Dangers of Duplicate Content
- Wasted Crawl Budget- Search engines do not have unlimited resources, so they usually set limits on how much of your site they're willing to crawl. The number of pages they crawl on your site is referred to as the "crawl budget", and like any limited resource, it must be rationed and prioritized. Ideally we want search engines to crawl and index the most important pages on your site before crawling or indexing less-important or duplicate pages. Therefore, if the rel=canonical tag is not used properly, search engines could use its entire crawl budget on a small number of unique pages and the rest on a large number of duplicate versions of each of them. Instead, by using the rel=canonical tag, we can tell search engines only to crawl and index the unique pages on our site.
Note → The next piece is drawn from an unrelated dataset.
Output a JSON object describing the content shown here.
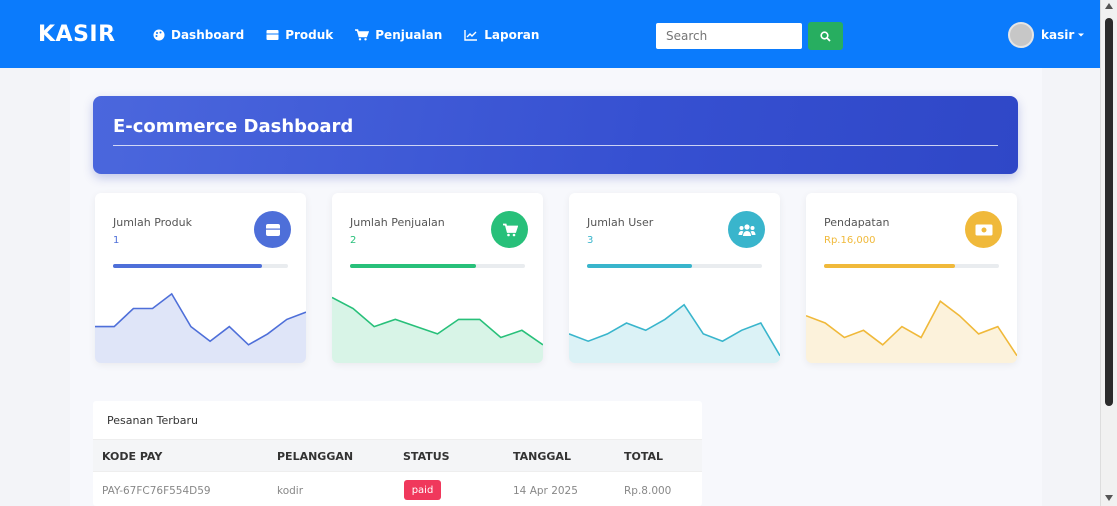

- Lower Ranking or De-Indexation - Search engines really hate duplicate content since it wastes their resources and provides little value for searchers. It can also be an indicator of low-value or thin content. Because of this, recently many search engines have begun to use duplicate content as a ranking factor, looking unfavorably on sites that have problems with duplicate content. Not only will the duplicate pages be affected, but your entire site's rankings could go down as a result of duplicate content. Some non-duplicate pages could even be de-indexed. This was the focus of Google's Panda update in early 2011.
How To Fix
Look through the URLs in the table. If you notice the content on the page is very similar or a duplicate of another page, you will need to take action. Decide which of the duplicate or near-duplicate pages in the group should be the preferred or "canonical" version. Then add the rel=canonical tag to all of the pages in the group, with the target pointed to this preferred URL.